Many people that I personally interacted with today are worried about what President-elect Donald Trump will do to them;  their relationships, their bodies, their jobs.  I didn’t understand until I thought:  Would I be concerned about my religious rights and freedom of speech rights if Hillary Clinton had won?  I am very scared of the trouble her presidency would have caused me and worried if I would be willing to stay true to Jesus in the face of unknown suffering.

These people are also tired of hearing, “Don’t worry,” “Get over it,” and other mindless remarks by friends, family, etc. that may show they don’t understand, don’t care or both.

What I am trying to do is listen with my heart for their heart.  We are all people and we all have a story.  If I interrupt, judge, give advice am I going to hear their story?  Do I really just want to hear myself talk and confirm to myself how brilliant I am in my own eyes or do I want to discover another beautiful human being and their unique story?

Everyone’s opinion makes sense to them.  If I listen long enough they may tell me why they feel the way they do.  Today I heard why someone believes in doing something I wouldn’t do.  And from their perspective it made sense.

This presidential election proved that most people want to be heard.  And “the other side” has feelings and concerns that don’t make sense.

Until you listen.

It’s not so much that I need to know what to do; it’s that I need to do what I know.

The title is from https://i-m-4-u.com/2013/07/14/forgiving-can-be-tough/ and captures part of my struggle.  The other part is that I definitely need to know more.  And yet the two are intertwined.

God will not give me more instruction if I am not doing what he has already given me.  If I want to know more I have to actually do more of what he has already said .  That’s the hard part.

Or is it?  I have the most fun when I am obeying God.

I think for me it is the process of deciding to obey God that is the toughest part.  I have to risk, and trust Him that what I don’t want to do now is exactly what I will be glad I did later.  Many times I feel alone when deciding.  (This may be why I need to be part of a small group).  No matter what help I have, it is in the end my decision.  And if I want to know more, if I want to experience Jesus closer to me, I must obey Him.

Confict?
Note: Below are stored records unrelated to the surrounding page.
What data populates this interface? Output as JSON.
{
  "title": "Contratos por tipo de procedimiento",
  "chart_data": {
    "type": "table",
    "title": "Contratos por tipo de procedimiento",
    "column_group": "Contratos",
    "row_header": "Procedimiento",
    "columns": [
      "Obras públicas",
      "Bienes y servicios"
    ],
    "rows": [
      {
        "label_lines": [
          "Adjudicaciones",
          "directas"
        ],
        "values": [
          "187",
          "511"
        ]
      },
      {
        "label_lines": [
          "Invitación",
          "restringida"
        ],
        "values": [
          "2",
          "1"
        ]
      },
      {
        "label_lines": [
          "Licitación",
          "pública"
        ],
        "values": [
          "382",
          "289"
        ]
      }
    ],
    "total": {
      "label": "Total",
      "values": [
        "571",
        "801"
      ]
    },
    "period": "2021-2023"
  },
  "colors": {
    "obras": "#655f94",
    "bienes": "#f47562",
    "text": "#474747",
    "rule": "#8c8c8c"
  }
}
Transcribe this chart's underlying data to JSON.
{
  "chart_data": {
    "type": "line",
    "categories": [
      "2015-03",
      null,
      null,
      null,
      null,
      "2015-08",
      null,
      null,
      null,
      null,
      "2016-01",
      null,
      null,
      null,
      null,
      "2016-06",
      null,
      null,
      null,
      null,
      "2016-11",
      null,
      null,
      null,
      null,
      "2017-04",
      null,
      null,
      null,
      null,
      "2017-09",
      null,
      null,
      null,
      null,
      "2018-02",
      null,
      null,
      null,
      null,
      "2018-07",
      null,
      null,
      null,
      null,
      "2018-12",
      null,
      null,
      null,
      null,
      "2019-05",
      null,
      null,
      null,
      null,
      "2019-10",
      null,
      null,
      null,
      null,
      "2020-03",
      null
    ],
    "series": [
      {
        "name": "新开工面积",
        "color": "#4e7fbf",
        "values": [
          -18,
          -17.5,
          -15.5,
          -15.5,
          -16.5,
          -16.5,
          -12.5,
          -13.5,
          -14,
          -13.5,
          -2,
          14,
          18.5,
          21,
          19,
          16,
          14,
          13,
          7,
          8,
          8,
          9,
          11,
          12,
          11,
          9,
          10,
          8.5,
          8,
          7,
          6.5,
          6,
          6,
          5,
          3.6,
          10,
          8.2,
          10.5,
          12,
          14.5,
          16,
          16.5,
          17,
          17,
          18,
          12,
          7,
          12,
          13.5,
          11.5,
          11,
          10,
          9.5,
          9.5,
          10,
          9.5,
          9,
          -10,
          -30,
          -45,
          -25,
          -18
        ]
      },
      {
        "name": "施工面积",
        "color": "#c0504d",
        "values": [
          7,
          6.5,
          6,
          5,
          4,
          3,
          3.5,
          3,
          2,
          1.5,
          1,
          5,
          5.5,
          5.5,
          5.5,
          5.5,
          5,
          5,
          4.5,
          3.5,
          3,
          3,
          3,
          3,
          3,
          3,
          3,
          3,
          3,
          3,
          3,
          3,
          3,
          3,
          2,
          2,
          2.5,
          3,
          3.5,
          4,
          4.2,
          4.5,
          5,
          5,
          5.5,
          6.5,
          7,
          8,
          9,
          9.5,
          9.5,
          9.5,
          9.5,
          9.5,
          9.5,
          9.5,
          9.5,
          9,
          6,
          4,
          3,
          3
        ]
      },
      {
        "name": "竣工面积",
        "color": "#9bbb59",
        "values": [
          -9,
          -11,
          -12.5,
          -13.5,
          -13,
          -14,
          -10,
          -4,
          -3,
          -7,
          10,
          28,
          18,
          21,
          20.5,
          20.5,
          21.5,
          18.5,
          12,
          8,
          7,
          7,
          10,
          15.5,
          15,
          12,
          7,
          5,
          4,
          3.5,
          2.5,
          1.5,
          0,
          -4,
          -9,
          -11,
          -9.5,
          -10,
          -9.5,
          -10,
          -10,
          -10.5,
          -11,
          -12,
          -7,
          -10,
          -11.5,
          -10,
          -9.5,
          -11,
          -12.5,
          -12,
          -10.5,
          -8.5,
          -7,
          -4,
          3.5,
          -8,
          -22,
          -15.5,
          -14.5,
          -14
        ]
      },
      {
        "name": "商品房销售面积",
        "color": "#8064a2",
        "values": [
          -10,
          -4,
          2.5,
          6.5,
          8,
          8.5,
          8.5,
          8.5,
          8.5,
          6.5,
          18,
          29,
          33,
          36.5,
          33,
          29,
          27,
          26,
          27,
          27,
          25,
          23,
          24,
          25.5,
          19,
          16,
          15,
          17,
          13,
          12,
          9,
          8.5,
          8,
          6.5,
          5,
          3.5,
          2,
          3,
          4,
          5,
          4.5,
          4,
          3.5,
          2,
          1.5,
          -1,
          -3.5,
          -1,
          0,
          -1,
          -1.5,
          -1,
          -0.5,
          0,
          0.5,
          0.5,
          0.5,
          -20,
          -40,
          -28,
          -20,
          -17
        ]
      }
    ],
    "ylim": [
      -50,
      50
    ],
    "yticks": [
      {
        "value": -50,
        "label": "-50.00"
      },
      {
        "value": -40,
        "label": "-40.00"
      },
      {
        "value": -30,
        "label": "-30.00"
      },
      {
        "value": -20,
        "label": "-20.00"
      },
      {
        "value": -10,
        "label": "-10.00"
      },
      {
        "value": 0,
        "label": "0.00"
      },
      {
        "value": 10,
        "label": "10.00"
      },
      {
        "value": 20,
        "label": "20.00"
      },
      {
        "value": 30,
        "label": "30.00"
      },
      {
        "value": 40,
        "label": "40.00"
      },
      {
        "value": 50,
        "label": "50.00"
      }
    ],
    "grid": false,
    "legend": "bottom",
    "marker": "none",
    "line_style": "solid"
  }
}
Old and New Testament concerning "Did God pass the "test"? (posted Sunday 9/29/13)

Three years ago our family double tithed (gave 20% of our income) for the month of September.  I got the job of my dreams and many other things happened that were wonderful.  Then I listen to Andrew Farley’s interpretation of tithing more recently: The New Testament Church is not given a command to obey the Law or to tithe.  We are commanded to love, by walking with and keeping in step with the Spirit.  Specifically relating to giving we are told to give generously what we want to give, not under compulsion; that is, with joy.  So is the New Testament in conflict with the Old Testament?

Not at all.

Jesus said, “It is for freedom I have set you free.”  And, “If the Son sets you free, you will be free indeed.”  The Law was a fixed command.  But now Jesus and God live in us by the Holy Spirit.  Jesus can tell us exactly what He wants, He can customize His will to our unique situation.  And we can freely choose to do what He wants us to do.  And reap the positive consequences of obeying the One Who Loves Us Most.

Until Jesus tells me otherwise, we will tithe (out of our own free will).  Not because we feel obligated by law.  But because we love Jesus.